To address such changes, the pipelines must deliver more than data transformation and movement. Pipelines must be smart enough to detect such aberrations and alert teams when such changes occur. The Mezmo pipeline is stateful and supports in-stream alerts, aka on data in motion. Mezmo support alerts such as:

  • Threshold Alerts: Mezmo Telemetry Pipeline will analyze data and alert on any metric derived from unstructured logs or rollup of a metric based on user-defined thresholds. For example, Mezmo will alert when data volume reaches a specific threshold or when an application has exceeded a predefined number of errors. 
  • Change Alerts: Mezmo Telemetry Pipeline will compare the absolute or relative percentage change in value between the current and prior intervals for a metric and alert when a metric change is above or below the user-defined threshold. This will help customers detect sudden surges in data volume and enable them to throttle the data from certain sources to prevent overages automatically.
  • Absence alerts: The Mezmo Telemetry Pipeline can also be configured to alert when something expected doesn’t happen, such as when an expected file is missing. 

Alerting on data-in-motion is a key component of being responsive and taking timely action.

Take another situation. You may use a telemetry pipeline to reduce your log volumes before sending them to Splunk to manage your spending. You have determined that 40 percent of the data is good enough in a steady state. But suddenly, one day, your SIEM system detects an incident, and you need all the data to resolve that issue. In such a situation, pipelines must reroute the data and send full-fidelity information to SIEM until the issue is resolved. 

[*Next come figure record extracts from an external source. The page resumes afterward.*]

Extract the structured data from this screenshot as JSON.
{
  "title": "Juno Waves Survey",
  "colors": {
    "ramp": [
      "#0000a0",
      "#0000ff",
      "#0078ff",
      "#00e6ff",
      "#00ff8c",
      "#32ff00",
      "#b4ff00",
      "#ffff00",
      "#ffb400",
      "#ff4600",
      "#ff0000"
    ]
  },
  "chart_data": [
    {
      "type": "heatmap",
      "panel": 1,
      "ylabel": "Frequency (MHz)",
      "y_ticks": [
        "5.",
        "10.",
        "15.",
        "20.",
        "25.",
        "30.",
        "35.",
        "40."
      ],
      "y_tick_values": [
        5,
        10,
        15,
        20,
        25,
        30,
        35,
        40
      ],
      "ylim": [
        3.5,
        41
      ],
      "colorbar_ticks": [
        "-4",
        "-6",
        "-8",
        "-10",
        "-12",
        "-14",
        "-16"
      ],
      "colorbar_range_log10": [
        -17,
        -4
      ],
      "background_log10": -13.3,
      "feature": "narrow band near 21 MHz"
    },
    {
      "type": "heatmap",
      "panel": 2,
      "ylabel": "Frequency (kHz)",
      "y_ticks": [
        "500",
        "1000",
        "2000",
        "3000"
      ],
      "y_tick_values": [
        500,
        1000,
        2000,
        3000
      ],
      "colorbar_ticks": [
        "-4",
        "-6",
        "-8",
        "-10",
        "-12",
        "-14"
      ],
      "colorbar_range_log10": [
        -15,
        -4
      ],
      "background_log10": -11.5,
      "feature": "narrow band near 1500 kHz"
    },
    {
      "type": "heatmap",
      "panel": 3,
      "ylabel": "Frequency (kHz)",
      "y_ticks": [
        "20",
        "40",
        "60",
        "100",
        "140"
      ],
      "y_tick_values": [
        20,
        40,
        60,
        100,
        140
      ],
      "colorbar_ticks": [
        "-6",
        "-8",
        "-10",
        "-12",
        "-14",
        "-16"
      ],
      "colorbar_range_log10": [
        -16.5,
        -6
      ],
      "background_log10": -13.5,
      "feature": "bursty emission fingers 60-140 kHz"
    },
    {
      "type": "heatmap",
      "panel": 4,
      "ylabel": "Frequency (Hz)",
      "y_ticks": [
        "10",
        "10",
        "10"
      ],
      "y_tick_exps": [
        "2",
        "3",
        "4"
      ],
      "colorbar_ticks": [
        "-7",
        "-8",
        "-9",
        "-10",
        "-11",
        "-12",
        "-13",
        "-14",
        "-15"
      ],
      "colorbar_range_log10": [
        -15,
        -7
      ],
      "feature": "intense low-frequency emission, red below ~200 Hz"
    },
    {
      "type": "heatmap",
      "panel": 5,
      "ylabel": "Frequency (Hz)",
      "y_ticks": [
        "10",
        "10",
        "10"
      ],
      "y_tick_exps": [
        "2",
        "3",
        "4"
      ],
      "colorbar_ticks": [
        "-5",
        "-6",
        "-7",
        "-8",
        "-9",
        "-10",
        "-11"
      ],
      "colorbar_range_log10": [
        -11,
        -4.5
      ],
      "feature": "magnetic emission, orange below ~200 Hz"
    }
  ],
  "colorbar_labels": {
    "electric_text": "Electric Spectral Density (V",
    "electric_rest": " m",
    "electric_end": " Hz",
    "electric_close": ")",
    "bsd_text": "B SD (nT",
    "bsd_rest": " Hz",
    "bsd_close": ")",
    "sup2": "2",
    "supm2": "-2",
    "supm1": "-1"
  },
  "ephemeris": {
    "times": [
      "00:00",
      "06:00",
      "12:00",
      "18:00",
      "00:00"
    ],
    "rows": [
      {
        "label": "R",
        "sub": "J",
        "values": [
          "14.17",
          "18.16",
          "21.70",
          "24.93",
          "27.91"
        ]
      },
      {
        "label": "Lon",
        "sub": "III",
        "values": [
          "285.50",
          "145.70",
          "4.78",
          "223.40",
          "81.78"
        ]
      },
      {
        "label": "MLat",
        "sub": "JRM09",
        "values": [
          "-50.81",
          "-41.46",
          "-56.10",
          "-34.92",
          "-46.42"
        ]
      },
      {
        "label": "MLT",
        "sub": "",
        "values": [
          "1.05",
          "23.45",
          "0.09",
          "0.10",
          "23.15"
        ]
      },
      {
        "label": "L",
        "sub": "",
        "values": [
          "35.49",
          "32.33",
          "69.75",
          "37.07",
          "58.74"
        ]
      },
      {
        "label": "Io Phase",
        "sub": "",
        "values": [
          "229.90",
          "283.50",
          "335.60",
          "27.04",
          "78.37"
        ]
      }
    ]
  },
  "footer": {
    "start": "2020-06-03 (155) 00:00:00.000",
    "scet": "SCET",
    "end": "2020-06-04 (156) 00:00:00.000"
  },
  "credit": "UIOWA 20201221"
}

In the screens below, you can see that in the “Normal Mode,” the pipeline is significantly reducing telemetry volume to save costs. When an incident occurs, the Pipeline can be automatically triggered into an “Incident Mode” that reconfigures the pipeline to immediately route detailed telemetry data to your SIEM - enabling fast problem diagnosis and resolution. 

In incident mode, processors that usually filter or summarize data can be paused. This pipeline configuration change can be initiated through an API call or via a manual configuration action if needed. Using the pipeline configuration options, pipeline elements can be preconfigured to respond in any way needed, including re-routing telemetry to different destinations to help your team quickly get service reliability back on track.

Top image: The telemetry pipeline is in normal mode, sending filtered data through processors to SIEM. Bottom image: telemetry pipeline in incident mode sending data directly to SIEM

Finally, consider that you added a new data source, and unbeknownst to you, PII data such as email IDs and credit card numbers embedded in logs are being sent to your analytics systems, putting you at risk of non-compliance. A telemetry pipeline should be able to detect such sensitive data and either alert you or, even better, encrypt or redact that information automatically before it reaches any system.

Telemetry pipeline configuration to detect sensitive financial data before it reaches any system

These are just a few examples of how responsive pipelines can help your business be agile, prevent bad incidents, and reduce incident resolution times. Modern telemetry pipelines must go beyond data collection, routing, and control to shift the logic into the pipeline, help detect issues, and enable timely actions.